Duville Mathilde Marie, Alonso-Valerdi Luz Maria, Ibarra-Zarate David I
Neuroengineering and Neuroacoustics Research Group, Tecnologico de Monterrey, Escuela de Ingeniería y Ciencias, Monterrey, Mexico.
Front Hum Neurosci. 2021 Feb 26;15:626146. doi: 10.3389/fnhum.2021.626146. eCollection 2021.
Socio-emotional impairments are key symptoms of Autism Spectrum Disorders. This work proposes to analyze the neuronal activity related to the discrimination of emotional prosodies in autistic children (aged 9 to 11-year-old) as follows. Firstly, a database for single words uttered in Mexican Spanish by males, females, and children will be created. Then, optimal acoustic features for emotion characterization will be extracted, followed of a cubic kernel function Support Vector Machine (SVM) in order to validate the speech corpus. As a result, human-specific acoustic properties of emotional voice signals will be identified. Secondly, those identified acoustic properties will be modified to synthesize the recorded human emotional voices. Thirdly, both human and synthesized utterances will be used to study the electroencephalographic correlate of affective prosody processing in typically developed and autistic children. Finally, and on the basis of the outcomes, synthesized voice-enhanced environments will be created to develop an intervention based on social-robot and Social Story for autistic children to improve affective prosodies discrimination. This protocol has been registered at BioMed Central under the following number: ISRCTN18117434.

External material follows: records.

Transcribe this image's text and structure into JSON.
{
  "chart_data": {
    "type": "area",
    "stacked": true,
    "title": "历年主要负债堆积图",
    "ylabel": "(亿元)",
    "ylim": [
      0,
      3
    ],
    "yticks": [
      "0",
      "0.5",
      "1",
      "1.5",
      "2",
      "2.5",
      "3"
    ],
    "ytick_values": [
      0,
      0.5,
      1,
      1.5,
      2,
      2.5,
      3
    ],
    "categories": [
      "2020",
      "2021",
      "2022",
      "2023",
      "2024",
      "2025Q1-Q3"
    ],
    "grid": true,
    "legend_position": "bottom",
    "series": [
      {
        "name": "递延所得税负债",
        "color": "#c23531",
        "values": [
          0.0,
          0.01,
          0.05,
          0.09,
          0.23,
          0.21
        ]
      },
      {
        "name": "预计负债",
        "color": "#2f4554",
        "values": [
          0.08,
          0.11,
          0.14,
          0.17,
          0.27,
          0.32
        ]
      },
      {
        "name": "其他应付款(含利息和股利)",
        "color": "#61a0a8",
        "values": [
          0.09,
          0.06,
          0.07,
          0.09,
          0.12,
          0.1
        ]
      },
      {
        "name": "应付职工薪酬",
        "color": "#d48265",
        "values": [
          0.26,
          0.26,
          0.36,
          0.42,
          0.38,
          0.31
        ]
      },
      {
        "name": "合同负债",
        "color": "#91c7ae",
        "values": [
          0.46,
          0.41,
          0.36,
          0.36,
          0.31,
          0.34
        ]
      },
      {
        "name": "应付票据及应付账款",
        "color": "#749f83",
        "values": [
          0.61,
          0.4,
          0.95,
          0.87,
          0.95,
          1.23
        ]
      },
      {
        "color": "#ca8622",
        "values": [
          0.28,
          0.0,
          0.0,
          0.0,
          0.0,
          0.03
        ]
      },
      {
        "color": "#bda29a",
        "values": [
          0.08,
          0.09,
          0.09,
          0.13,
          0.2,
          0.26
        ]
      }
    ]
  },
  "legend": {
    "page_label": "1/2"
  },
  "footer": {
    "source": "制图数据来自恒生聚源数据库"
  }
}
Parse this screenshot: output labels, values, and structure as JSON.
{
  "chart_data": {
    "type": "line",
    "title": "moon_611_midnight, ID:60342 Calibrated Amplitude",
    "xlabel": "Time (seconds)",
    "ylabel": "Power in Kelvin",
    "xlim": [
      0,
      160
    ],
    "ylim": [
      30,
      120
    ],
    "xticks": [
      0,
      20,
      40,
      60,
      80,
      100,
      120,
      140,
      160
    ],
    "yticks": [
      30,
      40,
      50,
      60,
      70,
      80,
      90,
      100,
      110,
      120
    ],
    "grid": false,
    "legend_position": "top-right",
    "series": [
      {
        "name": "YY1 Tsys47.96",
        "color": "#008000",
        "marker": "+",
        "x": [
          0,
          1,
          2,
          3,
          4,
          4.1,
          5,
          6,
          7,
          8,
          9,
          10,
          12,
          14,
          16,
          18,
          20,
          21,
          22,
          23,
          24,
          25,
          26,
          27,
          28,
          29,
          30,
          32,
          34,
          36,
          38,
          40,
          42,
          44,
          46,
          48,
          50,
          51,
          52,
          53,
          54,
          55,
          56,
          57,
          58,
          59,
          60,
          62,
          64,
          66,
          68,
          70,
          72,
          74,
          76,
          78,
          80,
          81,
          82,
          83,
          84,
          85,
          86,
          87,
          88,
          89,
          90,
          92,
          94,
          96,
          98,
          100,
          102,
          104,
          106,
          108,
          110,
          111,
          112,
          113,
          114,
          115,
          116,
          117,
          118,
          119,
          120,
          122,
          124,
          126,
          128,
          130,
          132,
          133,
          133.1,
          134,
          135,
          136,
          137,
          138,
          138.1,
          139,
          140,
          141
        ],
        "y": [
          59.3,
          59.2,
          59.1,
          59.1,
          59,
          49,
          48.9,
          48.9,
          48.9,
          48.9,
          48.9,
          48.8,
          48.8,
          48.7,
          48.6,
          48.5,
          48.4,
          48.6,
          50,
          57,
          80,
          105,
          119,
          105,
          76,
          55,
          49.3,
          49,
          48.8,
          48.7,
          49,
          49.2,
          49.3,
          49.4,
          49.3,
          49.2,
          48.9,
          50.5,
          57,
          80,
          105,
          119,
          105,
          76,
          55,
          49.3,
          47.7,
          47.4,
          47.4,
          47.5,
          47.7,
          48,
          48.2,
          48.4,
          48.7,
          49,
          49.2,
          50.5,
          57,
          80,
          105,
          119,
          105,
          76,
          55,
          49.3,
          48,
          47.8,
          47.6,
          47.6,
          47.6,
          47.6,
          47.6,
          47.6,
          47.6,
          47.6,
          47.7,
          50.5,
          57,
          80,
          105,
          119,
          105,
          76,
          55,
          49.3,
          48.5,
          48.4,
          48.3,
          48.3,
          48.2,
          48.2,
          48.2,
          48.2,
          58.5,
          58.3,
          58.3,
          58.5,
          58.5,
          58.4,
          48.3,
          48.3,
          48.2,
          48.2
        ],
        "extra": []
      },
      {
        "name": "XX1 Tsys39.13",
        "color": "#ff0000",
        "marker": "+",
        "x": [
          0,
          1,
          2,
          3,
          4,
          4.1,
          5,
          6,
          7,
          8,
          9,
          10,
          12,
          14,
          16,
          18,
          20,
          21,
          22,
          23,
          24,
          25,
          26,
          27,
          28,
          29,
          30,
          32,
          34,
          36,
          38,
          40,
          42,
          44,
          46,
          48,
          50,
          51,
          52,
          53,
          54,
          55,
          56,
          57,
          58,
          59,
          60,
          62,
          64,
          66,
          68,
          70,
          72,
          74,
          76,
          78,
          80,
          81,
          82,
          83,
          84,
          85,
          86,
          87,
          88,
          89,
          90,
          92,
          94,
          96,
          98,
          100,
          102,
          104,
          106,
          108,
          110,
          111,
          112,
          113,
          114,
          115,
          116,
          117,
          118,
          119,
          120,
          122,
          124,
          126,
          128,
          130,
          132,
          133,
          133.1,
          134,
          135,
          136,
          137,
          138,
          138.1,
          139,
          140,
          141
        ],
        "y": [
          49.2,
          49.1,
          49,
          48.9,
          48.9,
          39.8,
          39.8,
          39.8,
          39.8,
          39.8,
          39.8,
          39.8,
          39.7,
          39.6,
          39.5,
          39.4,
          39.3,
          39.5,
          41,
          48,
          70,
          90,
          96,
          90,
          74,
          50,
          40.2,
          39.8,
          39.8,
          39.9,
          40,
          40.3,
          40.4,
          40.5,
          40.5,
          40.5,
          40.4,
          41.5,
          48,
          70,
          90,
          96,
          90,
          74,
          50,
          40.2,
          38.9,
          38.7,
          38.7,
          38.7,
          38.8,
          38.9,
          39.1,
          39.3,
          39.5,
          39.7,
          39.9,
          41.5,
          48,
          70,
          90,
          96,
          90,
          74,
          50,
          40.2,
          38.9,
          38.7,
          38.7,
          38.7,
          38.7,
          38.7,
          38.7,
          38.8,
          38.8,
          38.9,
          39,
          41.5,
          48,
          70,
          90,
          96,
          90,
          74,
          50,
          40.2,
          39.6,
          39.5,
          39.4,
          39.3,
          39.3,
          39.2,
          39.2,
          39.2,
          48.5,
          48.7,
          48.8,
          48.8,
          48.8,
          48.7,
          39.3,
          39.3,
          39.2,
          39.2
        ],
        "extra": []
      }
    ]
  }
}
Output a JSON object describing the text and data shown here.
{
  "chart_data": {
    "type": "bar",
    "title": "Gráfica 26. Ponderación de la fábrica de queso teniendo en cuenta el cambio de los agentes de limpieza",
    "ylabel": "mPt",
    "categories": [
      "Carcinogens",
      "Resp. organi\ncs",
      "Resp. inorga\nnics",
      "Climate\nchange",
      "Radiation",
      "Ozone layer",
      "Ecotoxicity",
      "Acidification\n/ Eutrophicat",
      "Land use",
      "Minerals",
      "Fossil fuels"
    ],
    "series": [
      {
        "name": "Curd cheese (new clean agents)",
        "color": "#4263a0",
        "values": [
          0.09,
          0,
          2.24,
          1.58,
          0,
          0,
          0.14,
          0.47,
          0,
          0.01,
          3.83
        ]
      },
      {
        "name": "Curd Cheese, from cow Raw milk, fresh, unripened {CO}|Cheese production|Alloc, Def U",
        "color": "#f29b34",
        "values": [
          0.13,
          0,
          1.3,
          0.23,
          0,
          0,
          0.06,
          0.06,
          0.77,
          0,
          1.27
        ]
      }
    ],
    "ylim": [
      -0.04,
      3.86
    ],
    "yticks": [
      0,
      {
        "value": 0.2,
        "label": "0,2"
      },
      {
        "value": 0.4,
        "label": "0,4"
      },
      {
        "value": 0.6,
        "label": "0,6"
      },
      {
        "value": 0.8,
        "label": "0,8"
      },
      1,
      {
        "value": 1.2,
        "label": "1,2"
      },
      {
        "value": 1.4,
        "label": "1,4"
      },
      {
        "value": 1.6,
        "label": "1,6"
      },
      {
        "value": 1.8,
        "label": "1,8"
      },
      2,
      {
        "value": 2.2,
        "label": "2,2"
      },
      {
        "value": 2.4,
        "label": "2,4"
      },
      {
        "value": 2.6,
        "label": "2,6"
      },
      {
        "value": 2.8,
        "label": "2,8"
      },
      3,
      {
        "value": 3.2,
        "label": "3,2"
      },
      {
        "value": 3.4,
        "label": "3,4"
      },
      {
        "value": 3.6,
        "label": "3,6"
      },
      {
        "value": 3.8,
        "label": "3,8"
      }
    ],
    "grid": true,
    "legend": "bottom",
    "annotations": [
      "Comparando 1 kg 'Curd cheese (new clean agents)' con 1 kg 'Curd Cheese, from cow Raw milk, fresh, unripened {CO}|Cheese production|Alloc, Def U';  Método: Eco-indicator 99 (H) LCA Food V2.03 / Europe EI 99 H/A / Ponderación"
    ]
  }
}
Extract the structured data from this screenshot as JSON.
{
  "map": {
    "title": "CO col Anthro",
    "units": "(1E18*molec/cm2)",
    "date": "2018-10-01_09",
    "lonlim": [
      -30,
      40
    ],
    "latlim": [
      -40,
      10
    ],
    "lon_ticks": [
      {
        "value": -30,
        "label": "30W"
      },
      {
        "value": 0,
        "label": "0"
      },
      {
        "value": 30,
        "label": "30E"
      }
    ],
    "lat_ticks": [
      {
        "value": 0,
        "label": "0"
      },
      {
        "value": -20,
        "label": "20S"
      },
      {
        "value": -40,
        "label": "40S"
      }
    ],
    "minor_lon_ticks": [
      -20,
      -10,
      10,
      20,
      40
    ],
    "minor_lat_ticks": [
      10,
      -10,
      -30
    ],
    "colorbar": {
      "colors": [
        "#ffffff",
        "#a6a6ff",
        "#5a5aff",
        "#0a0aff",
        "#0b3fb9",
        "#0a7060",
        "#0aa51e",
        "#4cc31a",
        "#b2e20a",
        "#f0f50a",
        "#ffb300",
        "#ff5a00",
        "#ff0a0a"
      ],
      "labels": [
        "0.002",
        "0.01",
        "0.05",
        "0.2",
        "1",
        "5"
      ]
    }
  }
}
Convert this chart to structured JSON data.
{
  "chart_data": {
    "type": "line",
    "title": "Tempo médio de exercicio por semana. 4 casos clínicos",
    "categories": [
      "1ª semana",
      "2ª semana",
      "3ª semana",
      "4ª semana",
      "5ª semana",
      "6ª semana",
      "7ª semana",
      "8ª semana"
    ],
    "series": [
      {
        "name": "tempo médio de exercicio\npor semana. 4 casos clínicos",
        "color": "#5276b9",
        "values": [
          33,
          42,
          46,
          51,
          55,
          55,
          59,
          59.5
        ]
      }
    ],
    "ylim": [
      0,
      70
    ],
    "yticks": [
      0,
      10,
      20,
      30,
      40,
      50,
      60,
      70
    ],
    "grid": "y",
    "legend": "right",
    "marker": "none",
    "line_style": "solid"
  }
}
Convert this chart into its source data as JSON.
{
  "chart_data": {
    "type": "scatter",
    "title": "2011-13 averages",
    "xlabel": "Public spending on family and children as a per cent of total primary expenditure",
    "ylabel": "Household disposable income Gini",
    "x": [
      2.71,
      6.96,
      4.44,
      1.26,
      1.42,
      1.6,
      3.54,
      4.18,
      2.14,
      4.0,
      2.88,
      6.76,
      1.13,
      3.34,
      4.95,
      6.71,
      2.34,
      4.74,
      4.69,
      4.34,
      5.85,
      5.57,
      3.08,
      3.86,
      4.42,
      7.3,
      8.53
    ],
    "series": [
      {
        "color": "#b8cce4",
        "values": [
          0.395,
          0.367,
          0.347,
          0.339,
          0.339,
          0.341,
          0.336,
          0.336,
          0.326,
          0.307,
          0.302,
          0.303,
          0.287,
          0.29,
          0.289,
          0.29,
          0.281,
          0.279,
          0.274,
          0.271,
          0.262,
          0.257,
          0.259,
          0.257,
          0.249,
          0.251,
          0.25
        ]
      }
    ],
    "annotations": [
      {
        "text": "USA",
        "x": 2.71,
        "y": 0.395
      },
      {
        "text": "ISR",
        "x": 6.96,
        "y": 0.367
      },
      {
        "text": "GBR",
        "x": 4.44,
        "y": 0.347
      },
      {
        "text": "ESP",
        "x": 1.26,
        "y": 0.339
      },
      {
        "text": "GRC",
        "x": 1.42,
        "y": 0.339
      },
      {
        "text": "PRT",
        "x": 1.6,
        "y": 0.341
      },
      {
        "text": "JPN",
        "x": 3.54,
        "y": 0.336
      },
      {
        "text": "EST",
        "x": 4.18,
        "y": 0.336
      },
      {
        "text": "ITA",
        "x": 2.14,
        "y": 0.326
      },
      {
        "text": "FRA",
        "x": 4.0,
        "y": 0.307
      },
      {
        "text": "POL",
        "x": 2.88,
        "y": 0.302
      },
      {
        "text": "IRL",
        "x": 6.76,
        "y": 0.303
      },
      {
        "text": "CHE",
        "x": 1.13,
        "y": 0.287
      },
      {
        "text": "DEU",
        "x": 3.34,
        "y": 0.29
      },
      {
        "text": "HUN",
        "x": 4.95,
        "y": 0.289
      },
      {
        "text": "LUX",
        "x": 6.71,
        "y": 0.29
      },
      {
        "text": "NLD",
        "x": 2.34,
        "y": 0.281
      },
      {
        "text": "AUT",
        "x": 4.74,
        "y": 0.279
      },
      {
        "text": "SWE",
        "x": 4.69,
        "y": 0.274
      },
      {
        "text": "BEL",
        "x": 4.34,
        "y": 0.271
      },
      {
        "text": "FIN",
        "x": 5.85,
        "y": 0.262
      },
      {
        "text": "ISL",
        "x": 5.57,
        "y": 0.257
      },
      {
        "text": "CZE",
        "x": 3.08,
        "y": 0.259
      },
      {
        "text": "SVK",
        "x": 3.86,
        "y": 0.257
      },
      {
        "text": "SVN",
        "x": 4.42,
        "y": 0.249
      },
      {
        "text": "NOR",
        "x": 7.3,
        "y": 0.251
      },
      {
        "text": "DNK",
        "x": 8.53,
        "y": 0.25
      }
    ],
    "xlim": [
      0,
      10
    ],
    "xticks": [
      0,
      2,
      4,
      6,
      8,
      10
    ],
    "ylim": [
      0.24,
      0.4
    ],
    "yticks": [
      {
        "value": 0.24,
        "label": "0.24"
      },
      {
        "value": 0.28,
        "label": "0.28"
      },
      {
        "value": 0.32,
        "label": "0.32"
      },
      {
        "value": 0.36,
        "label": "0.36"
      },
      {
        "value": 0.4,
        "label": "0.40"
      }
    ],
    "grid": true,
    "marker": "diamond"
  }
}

社会情感障碍是自闭症谱系障碍的关键症状。本研究计划如下分析与自闭症儿童(9至11岁)情感韵律辨别相关的神经元活动。首先,将创建一个包含男性、女性和儿童用墨西哥西班牙语说出的单个单词的数据库。然后,提取用于情感特征描述的最佳声学特征,接着使用立方核函数支持向量机(SVM)来验证语音语料库。结果,将识别出情感语音信号的人类特异性声学特性。其次,将对那些识别出的声学特性进行修改,以合成录制的人类情感语音。第三,人类语音和合成语音都将用于研究正常发育儿童和自闭症儿童情感韵律处理的脑电图相关性。最后,根据研究结果,将创建合成语音增强环境,以开发基于社交机器人和社交故事的干预措施,帮助自闭症儿童提高情感韵律辨别能力。该方案已在BioMed Central注册,注册号为:ISRCTN18117434。